Geçen gün şoförümüz çok formundaydı.Durmadan otobüstekileri bilgilendirme ihtiyacı içine giriyordu.Mesela; Varılan durak söylenir de durağa yaklaşırken de söylenmez ki.
- Gayrettepe-zincirlikuyu!!! Diğer durak Levent’tir.Lütfen diğer durakta inecek yolcularımız hazır bulunsunlar,efendim.

Sonra durmadan ayaktakilerin yerlerini değiştirme ihtiyacı içinde “bayannn şurası boş şuraya gidiniz,efendim.”
Evet durmadan “efendim” kullanıp durdu.Ancak en son noktası şuydu;
- lütfen ilerleyelim,efendim.Otobüsün önünü boşaltalım.İlerleyelim efendim görende otobüsü dopdolu sanacak,efendim.

Bu cümleyi eğer siz duysaydınız,adamcağızın nasıl karşısında birisi varmış gibi laf anlattığını görseydiniz herhalde benim gibi kendi kendinize gülmekten başka bir şey yapamaz tüm yolcuların “ne var ki bunda, bu kadar gülüyor” bakışlarına maruz kalırdınız.


Aslında çok şey var sevgili bana gülen kalabalık!! Bir otobüs ve onun içindeki hayatını kazanmak için o gün o güzergah içindeki bir yerlerde olması gereken insanlar ve otobüsün kapasitesini maximum kullanmaya çalışan bir şoför var.

Ve fikirler var 41AT’yle ilgili her yolcunun kafasında bir proje var.Özetle şudur ki;
“Bu otobüsün içi Beykent’li öğrenciyle dolu.Yani okul saatlerinde ek seferlerle kalabalık seyreltilebilir.Ya da Beykent kendini gösterip Mecidiyeköy’den geçen okul servisleri düzenleyebilir.”
Bir teyze gözümün içine baka baka şöyle demişti;
“En iyisi bu okul çocuklarını hiç otobüse alamayacaksın,nasıl gelirse gelsin,ne yaparsa yapsın"



İYİ FİKİR!!!

10/10/2009

başlarken...

Tam olarak başlamamış olmama rağmen bitirmeye karar verdiğim bloğumu "küllerinden doğuruyorum."
Bloguma değer vermeye,onu her hafta belli aralıklarla sevmeye,bazen sürprizler yapıp daha çok ziyaret etmeye karar verdim.
Ruh halime uygun bir tema,yazı tarzı uzatarak anlatmak istiyorum lütfen sabırlı olunuz "5 yıl sonra yeniden albümü çıkan popçular" gibi "yepyeni bir tereyağ kabı" var karşınızda.
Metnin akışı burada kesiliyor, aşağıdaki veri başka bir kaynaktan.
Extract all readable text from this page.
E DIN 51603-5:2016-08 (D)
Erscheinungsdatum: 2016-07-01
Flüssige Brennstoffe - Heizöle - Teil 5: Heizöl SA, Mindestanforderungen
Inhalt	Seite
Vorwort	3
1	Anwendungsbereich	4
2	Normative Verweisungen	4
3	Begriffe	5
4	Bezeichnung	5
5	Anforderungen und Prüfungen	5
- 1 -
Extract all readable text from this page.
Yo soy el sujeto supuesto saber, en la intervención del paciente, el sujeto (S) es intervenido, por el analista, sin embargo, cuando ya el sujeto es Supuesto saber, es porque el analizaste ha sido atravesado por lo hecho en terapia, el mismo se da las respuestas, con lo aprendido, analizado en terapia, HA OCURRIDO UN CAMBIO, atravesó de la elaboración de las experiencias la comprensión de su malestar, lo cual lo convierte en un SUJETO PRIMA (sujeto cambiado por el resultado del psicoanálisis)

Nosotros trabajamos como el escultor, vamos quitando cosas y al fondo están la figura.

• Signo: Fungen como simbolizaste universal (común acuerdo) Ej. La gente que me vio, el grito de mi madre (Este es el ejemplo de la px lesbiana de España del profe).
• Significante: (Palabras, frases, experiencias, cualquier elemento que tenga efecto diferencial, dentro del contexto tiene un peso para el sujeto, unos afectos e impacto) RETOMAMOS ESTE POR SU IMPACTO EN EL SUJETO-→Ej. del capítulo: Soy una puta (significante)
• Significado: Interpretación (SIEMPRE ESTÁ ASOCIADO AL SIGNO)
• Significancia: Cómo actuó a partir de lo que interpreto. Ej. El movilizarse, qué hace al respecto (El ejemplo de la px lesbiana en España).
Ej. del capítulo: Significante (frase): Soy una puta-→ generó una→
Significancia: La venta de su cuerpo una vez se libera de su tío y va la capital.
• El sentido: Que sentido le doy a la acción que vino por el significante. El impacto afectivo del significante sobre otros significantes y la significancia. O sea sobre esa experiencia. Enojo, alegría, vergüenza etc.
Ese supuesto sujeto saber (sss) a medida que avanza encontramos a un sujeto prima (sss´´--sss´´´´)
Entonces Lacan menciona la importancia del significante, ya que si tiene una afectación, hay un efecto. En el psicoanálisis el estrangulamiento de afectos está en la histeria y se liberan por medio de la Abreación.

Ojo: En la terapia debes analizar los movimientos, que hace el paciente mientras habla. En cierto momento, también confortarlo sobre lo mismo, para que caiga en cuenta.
Her ne kadar 6 ayda 20kg vermiş (şok şokk şokkk Ayşe mucize diyetini açıklıyor...az sonra...gerçekten çook kolay ol.. her sabah bir adet.. mutlaka yapmanız gereken şey...az sonra) saçlarını kestirmiş,rengini değiştirmiş,giyim tarzını da nasiplendirmiş olsada konu başlıkları ve konuyu işleyiş tarzı bir türlü değişemeyecek.
Hep şu anda yapmış olduğu gibi olayı anlatmaya çalışacak,yazı bitecek ama hala anlatamamış olacak.